The Supreme Court has held that a plaintiff can establish a prima facie case of disparate impact even if the challenged employment practice is subjective. “If an employer’s undisciplined system of subjective decision-making has precisely the same effects as a system pervaded by impermissible intentional discrimination, it is difficult to see why Title VII’s proscription against discriminatory actions should not apply. In both circumstances, the employer’s practices may be said to “adversely affect [an individual’s] status as an employee, because of such individual’s race, color, religion, sex, or national origin.”

Assuming that such plaintiffs could establish a prima facie case of disparate impact, the fight would center on business necessity and less discriminatory alternatives. As the Supreme Court stated in the seminal disparate-impact case, “[t]he touchstone is business necessity. If an employer practice … cannot be shown to be related to job performance, the practice is prohibited.” 

Best practices

Restaurants relying on customer feedback to make personnel decisions should take steps to ensure that such decisions are not tainted by discrimination. Restaurants should disregard feedback that appears to be motivated by pernicious stereotypes and put greater emphasis on performance. An employer could ask customers to justify their ratings. Some commentators have suggested allowing customers to see favorable reviews of a worker, arguing that this will place the focus on performance.

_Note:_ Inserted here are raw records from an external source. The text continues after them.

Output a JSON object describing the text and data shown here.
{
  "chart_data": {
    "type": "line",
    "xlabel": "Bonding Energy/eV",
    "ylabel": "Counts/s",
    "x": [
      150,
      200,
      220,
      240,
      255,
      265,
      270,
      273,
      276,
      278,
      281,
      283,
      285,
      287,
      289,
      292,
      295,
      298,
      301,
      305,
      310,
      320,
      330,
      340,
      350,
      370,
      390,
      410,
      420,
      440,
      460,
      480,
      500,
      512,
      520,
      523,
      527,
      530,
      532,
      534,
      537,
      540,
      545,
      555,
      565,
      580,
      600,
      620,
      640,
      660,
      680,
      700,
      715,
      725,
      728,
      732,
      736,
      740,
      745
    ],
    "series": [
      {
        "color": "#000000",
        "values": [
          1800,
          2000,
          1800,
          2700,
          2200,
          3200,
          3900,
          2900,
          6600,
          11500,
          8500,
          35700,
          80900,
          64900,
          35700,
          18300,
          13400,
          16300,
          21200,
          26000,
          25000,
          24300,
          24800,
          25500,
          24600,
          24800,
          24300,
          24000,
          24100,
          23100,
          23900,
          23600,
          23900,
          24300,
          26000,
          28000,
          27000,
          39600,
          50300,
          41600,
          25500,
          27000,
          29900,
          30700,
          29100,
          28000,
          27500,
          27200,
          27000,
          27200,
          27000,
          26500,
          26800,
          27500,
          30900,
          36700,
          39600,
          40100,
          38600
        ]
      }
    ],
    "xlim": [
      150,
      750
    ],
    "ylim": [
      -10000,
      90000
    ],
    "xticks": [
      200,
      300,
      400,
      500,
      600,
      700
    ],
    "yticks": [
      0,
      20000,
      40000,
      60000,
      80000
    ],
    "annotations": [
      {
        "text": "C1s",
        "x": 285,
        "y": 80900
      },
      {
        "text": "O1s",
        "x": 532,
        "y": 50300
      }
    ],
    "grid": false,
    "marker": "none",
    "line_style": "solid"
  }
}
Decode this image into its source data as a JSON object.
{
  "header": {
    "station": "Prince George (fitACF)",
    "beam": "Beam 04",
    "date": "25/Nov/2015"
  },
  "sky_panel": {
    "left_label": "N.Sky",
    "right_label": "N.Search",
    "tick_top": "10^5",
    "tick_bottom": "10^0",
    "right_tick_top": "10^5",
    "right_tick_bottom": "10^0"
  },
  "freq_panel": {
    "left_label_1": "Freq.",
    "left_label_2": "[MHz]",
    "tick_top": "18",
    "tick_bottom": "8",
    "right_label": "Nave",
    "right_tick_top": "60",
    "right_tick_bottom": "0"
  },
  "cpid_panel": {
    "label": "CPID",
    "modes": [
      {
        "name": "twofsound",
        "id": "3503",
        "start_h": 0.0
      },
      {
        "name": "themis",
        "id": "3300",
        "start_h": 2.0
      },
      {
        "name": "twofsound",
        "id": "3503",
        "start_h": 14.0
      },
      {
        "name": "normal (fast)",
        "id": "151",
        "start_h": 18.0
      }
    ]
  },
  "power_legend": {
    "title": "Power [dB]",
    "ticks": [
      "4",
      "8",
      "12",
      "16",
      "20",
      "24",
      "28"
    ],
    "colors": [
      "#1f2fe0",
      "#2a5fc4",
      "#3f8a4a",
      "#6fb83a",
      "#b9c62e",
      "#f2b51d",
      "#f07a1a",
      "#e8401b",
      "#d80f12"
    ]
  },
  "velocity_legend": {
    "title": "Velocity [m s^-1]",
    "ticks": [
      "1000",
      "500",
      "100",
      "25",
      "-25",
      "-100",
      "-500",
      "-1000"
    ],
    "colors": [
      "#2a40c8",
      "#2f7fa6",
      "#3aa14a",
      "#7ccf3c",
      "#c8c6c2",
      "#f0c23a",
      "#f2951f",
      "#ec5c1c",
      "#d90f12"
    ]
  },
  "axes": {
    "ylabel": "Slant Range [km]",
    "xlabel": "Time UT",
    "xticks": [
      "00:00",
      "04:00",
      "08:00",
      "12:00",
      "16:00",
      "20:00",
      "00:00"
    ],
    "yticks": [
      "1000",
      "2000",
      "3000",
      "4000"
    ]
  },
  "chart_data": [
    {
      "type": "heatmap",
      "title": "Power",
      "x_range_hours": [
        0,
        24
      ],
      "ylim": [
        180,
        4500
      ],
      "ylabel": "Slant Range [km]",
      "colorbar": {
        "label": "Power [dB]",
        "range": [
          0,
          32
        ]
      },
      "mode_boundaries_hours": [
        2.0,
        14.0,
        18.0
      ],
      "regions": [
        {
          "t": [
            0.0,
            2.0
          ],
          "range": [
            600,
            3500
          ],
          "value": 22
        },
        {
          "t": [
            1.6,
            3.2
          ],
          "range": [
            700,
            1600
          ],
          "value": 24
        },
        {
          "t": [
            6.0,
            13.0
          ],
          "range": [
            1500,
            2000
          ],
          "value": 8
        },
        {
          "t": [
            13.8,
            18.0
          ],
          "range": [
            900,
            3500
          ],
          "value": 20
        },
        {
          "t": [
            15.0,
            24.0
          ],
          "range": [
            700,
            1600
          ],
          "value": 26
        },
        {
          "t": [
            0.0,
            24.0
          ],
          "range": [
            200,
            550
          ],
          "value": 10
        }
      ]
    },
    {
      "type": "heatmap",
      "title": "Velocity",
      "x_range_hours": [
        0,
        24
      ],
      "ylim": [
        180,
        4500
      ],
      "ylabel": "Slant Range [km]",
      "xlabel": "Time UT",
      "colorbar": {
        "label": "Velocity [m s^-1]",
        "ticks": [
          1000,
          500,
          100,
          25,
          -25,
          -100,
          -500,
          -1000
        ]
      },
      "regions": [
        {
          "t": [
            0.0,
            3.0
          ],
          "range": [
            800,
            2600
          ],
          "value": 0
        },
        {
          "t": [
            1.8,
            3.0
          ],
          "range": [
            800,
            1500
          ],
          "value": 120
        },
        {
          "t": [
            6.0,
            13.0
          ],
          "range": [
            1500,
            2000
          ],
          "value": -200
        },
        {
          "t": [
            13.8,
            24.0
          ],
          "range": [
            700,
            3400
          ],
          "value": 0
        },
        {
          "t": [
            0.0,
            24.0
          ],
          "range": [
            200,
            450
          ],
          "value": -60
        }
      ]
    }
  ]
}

By making a good-faith effort to eliminate bias in their rating systems, employers would not only create a more accurate rating system but also severely undercut any potential Title VII action. A plaintiff bringing a disparate-treatment claim would be hard-pressed to explain how a restaurant acquiesced to a customer’s discriminatory preferences in the face of proof that the restaurant took affirmative steps to purge its ratings system of bias. Similarly, a plaintiff bringing a disparate-impact claim would face increased difficulty in establishing a less discriminatory alternative, as the employer’s efforts to reduce bias in the rating system should have already sanitized the system of bias.